La Ferme du Chant des Cailles se veut non seulement un vecteur de transformation écologique mais aussi de transformation sociale dans un quartier dont l’histoire est marqué par des valeurs fortes de partage (cités-jardins gérées dans une logique coopérative). Celles-ci se sont cependant progressivement estompées au profit d’une approche plus institutionnelle et individualisée de l’accès au logement social, avec une sociologie changeante (arrivée d’habitants plus pauvres, immigrés …). Le projet a acquis progressivement une dimension très symbiotique avec son territoire, chaque nouvelle activité permettant de toucher de nouveaux publics.
Des relations complexes et évolutives dans le temps avec les acteurs publics
L’interaction avec les acteurs publics a pris et prend encore des formes multiples et complexes, entre rapports de force, négociations et coopérations, la position générale de la Ferme reflétant celle de plusieurs acteurs des communs rencontrés lors de nos voyages : si l’acteur public doit contribuer à sécuriser et pérenniser le projet, notamment juridiquement et en terme d’infrastructure, il ne doit pas interférer dans la gestion du projet et confisquer le pouvoir d’agir des citoyens et professionnels qui y sont engagés.
Ces relations varient également suivant la nature et les intérêts des différents acteurs publics concernés.
C’est avec la coopérative de logement social Logis-Floréal, qui a mis à disposition du collectif le terrain, que les liens les plus anciens et les plus réguliers ont été établis. La nécessité de dialogue et de collaboration entre la Ferme et Logis-Floréal s’est révélée d’autant plus forte que ce dernier était loin d’imaginer en 2012 l’ampleur que le projet allait prendre. Il a donc fallu pour l’ASBL lui donner une place et le rassurer sur l’ouverture du projet à tous les habitants. C’est sous la pression de Logis-Floréal que le collectif a été contraint (sans vraiment le vouloir) de se structurer en ASBL et de se doter de règles communes et écrites de gouvernance. L’ASBL est aujourd’hui garante de ce qui se fait sur le terrain et du respect par chaque pôle d’activités de la convention avec le propriétaire.

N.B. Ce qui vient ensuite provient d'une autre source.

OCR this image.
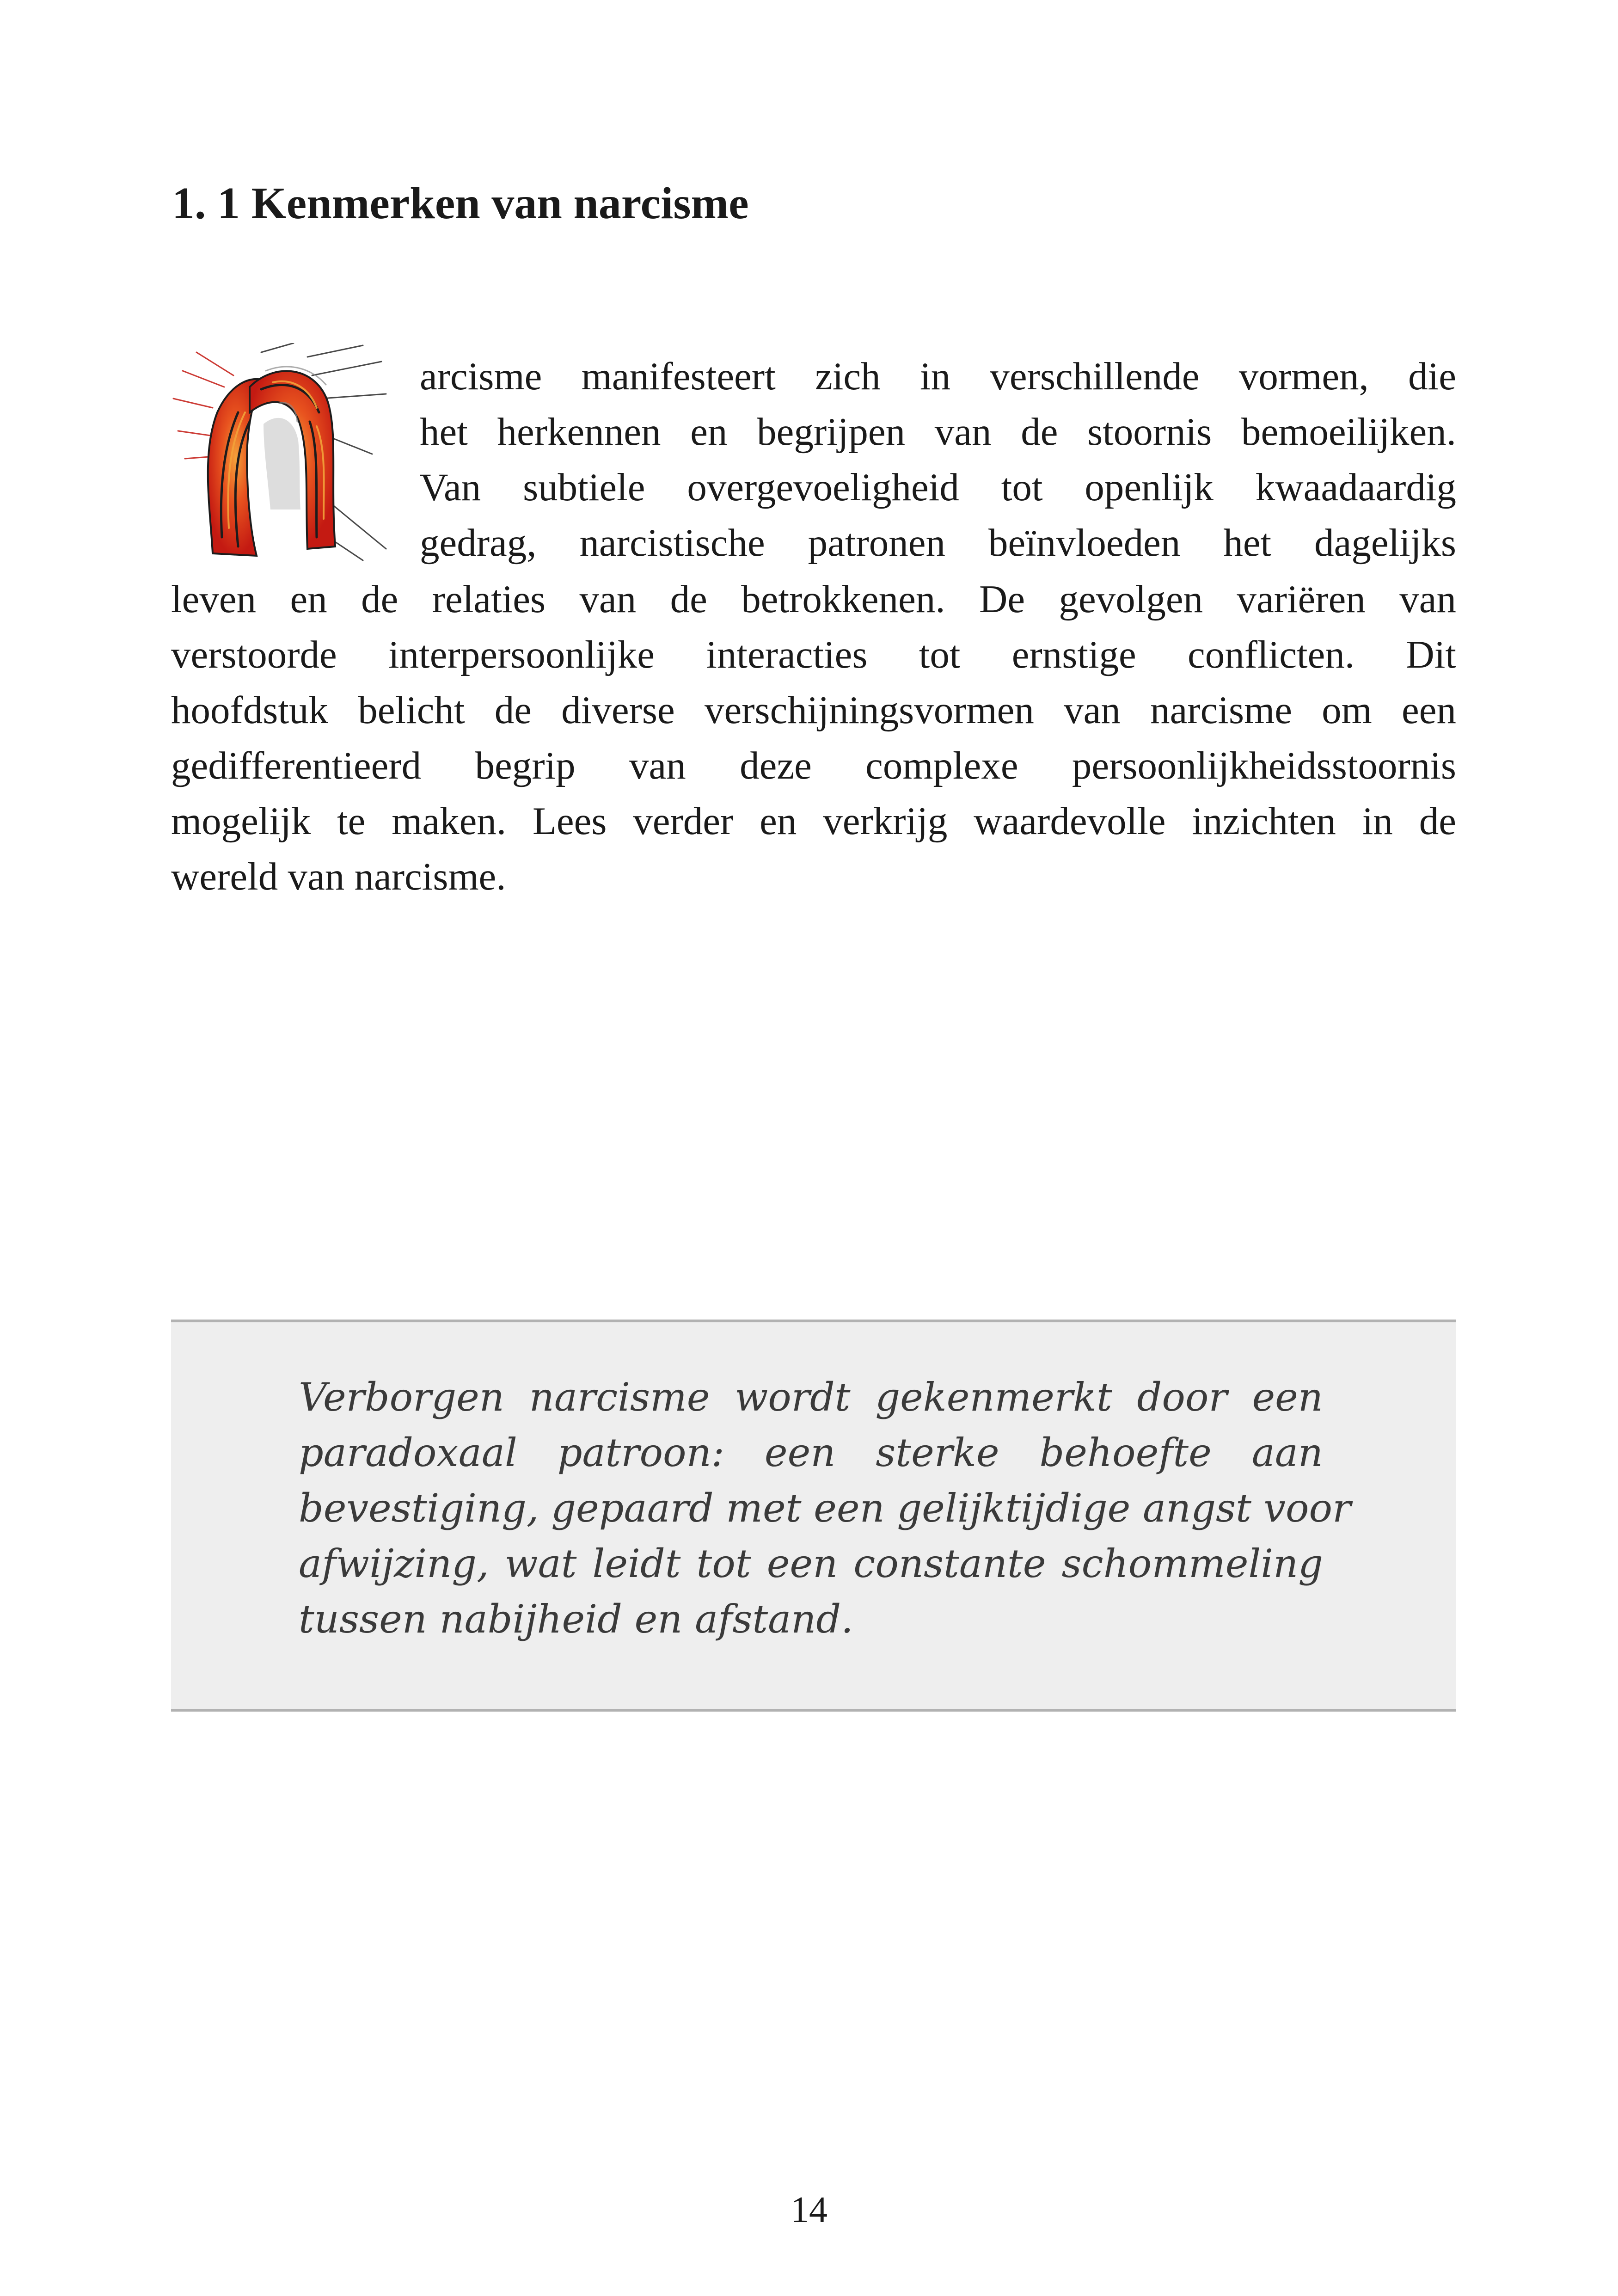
1. 1 Kenmerken van narcisme
arcisme manifesteert zich in verschillende vormen, die
het herkennen en begrijpen van de stoornis bemoeilijken.
Van subtiele overgevoeligheid tot openlijk kwaadaardig
gedrag, narcistische patronen beïnvloeden het dagelijks
leven en de relaties van de betrokkenen. De gevolgen variëren van
verstoorde interpersoonlijke interacties tot ernstige conflicten. Dit
hoofdstuk belicht de diverse verschijningsvormen van narcisme om een
gedifferentieerd begrip van deze complexe persoonlijkheidsstoornis
mogelijk te maken. Lees verder en verkrijg waardevolle inzichten in de
wereld van narcisme.
Verborgen narcisme wordt gekenmerkt door een
paradoxaal patroon: een sterke behoefte aan
bevestiging, gepaard met een gelijktijdige angst voor
afwijzing, wat leidt tot een constante schommeling
tussen nabijheid en afstand.
14
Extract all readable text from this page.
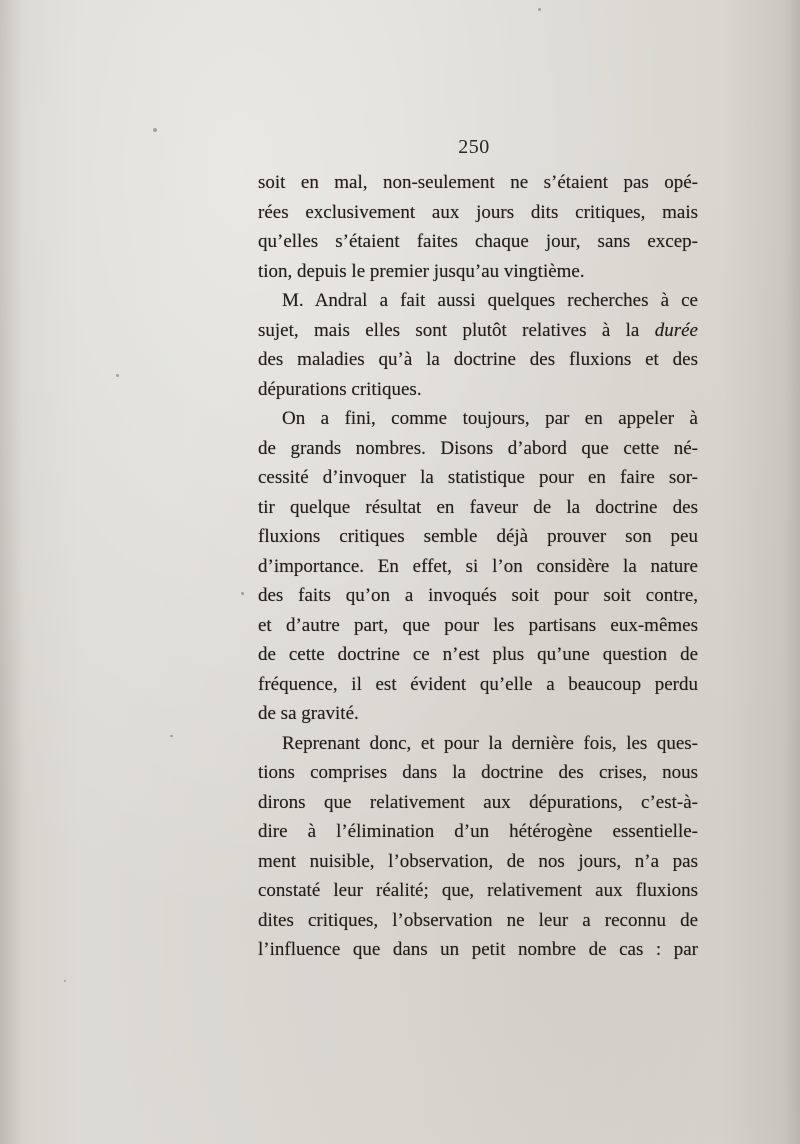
250
soit en mal, non-seulement ne s’étaient pas opé-
rées exclusivement aux jours dits critiques, mais
qu’elles s’étaient faites chaque jour, sans excep-
tion, depuis le premier jusqu’au vingtième.
M. Andral a fait aussi quelques recherches à ce
sujet, mais elles sont plutôt relatives à la durée
des maladies qu’à la doctrine des fluxions et des
dépurations critiques.
On a fini, comme toujours, par en appeler à
de grands nombres. Disons d’abord que cette né-
cessité d’invoquer la statistique pour en faire sor-
tir quelque résultat en faveur de la doctrine des
fluxions critiques semble déjà prouver son peu
d’importance. En effet, si l’on considère la nature
des faits qu’on a invoqués soit pour soit contre,
et d’autre part, que pour les partisans eux-mêmes
de cette doctrine ce n’est plus qu’une question de
fréquence, il est évident qu’elle a beaucoup perdu
de sa gravité.
Reprenant donc, et pour la dernière fois, les ques-
tions comprises dans la doctrine des crises, nous
dirons que relativement aux dépurations, c’est-à-
dire à l’élimination d’un hétérogène essentielle-
ment nuisible, l’observation, de nos jours, n’a pas
constaté leur réalité; que, relativement aux fluxions
dites critiques, l’observation ne leur a reconnu de
l’influence que dans un petit nombre de cas : par
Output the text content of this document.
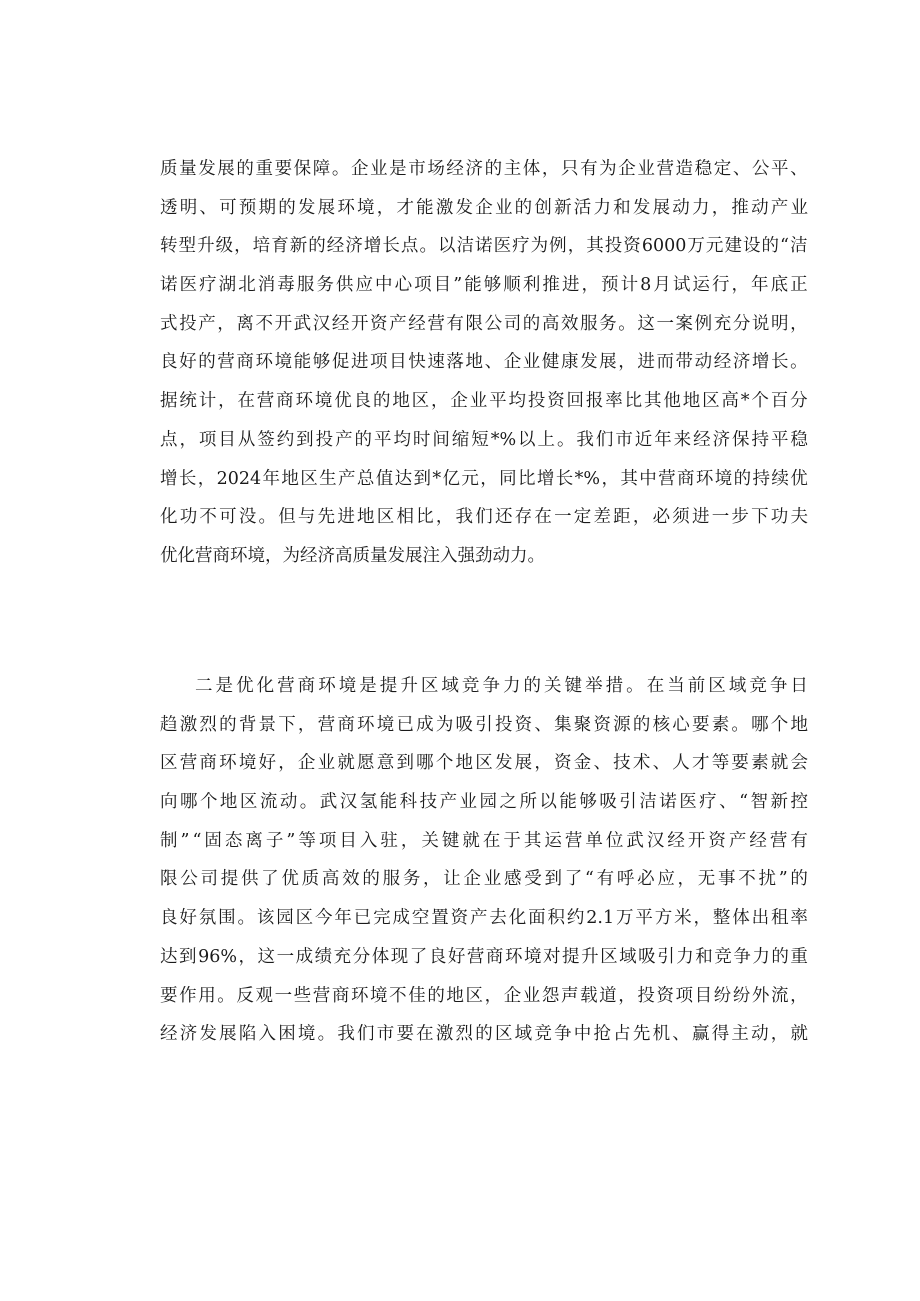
质 量 发 展 的 重 要 保 障 。 企 业 是 市 场 经 济 的 主 体 ， 只 有 为 企 业 营 造 稳 定 、 公 平 、
透 明 、 可 预 期 的 发 展 环 境 ， 才 能 激 发 企 业 的 创 新 活 力 和 发 展 动 力 ， 推 动 产 业
转 型 升 级 ， 培 育 新 的 经 济 增 长 点 。 以 洁 诺 医 疗 为 例 ， 其 投 资 6000 万 元 建 设 的 “ 洁
诺 医 疗 湖 北 消 毒 服 务 供 应 中 心 项 目 ” 能 够 顺 利 推 进 ， 预 计 8 月 试 运 行 ， 年 底 正
式 投 产 ， 离 不 开 武 汉 经 开 资 产 经 营 有 限 公 司 的 高 效 服 务 。 这 一 案 例 充 分 说 明 ，
良 好 的 营 商 环 境 能 够 促 进 项 目 快 速 落 地 、 企 业 健 康 发 展 ， 进 而 带 动 经 济 增 长 。
据 统 计 ， 在 营 商 环 境 优 良 的 地 区 ， 企 业 平 均 投 资 回 报 率 比 其 他 地 区 高 * 个 百 分
点 ， 项 目 从 签 约 到 投 产 的 平 均 时 间 缩 短 *% 以 上 。 我 们 市 近 年 来 经 济 保 持 平 稳
增 长 ， 2024 年 地 区 生 产 总 值 达 到 * 亿 元 ， 同 比 增 长 *% ， 其 中 营 商 环 境 的 持 续 优
化 功 不 可 没 。 但 与 先 进 地 区 相 比 ， 我 们 还 存 在 一 定 差 距 ， 必 须 进 一 步 下 功 夫
优化营商环境，为经济高质量发展注入强劲动力。
二 是 优 化 营 商 环 境 是 提 升 区 域 竞 争 力 的 关 键 举 措 。 在 当 前 区 域 竞 争 日
趋 激 烈 的 背 景 下 ， 营 商 环 境 已 成 为 吸 引 投 资 、 集 聚 资 源 的 核 心 要 素 。 哪 个 地
区 营 商 环 境 好 ， 企 业 就 愿 意 到 哪 个 地 区 发 展 ， 资 金 、 技 术 、 人 才 等 要 素 就 会
向 哪 个 地 区 流 动 。 武 汉 氢 能 科 技 产 业 园 之 所 以 能 够 吸 引 洁 诺 医 疗 、 “ 智 新 控
制 ” “ 固 态 离 子 ” 等 项 目 入 驻 ， 关 键 就 在 于 其 运 营 单 位 武 汉 经 开 资 产 经 营 有
限 公 司 提 供 了 优 质 高 效 的 服 务 ， 让 企 业 感 受 到 了 “ 有 呼 必 应 ， 无 事 不 扰 ” 的
良 好 氛 围 。 该 园 区 今 年 已 完 成 空 置 资 产 去 化 面 积 约 2.1 万 平 方 米 ， 整 体 出 租 率
达 到 96% ， 这 一 成 绩 充 分 体 现 了 良 好 营 商 环 境 对 提 升 区 域 吸 引 力 和 竞 争 力 的 重
要 作 用 。 反 观 一 些 营 商 环 境 不 佳 的 地 区 ， 企 业 怨 声 载 道 ， 投 资 项 目 纷 纷 外 流 ，
经 济 发 展 陷 入 困 境 。 我 们 市 要 在 激 烈 的 区 域 竞 争 中 抢 占 先 机 、 赢 得 主 动 ， 就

Au fil des années, la Ferme a également tissé des liens avec la Région Bruxelles-Capitale (élus et cabinets notamment). Celle-ci porte le programme de construction de 70 logements sur le site relancé en 2014 et mis en suspens en 2017 pour 3 ans, le temps du projet de recherche-action participative SAULE (symbiose agriculture urbaine logement environnement), initié par la Ferme et financé par l’organisation régionale pour la recherche et l’innovation Innoviris (donc avec des financement de la Région). SAULE réunit autour de la Ferme des citoyens, des professionnels de l’agriculture urbaine, des chercheurs et des urbanistes pour étudier les tensions, oppositions et solutions d’articulation entre les projets d’agriculture et de logement en milieu urbain, plus particulièrement au Chant des Cailles. Il s’agit, pour l’ASBL, d’un moyen original de peser dans les décisions publiques (“de proposer des outils aux opérateurs publics pour penser la ville de manière moins cloisonnée, avec d’un côté le logement et de l’autre côté l’agriculture urbaine”), en activant le levier de la recherche et de l’innovation sociale. Pour le Gouvernement de la Région Bruxelles-Capitale, il permet de temporiser et peut-être d’éviter (pour un temps au moins) de passer en force, face à un projet citoyen et professionnel qui a pris de l’ampleur, de la notoriété et généré de nombreux impacts positifs localement.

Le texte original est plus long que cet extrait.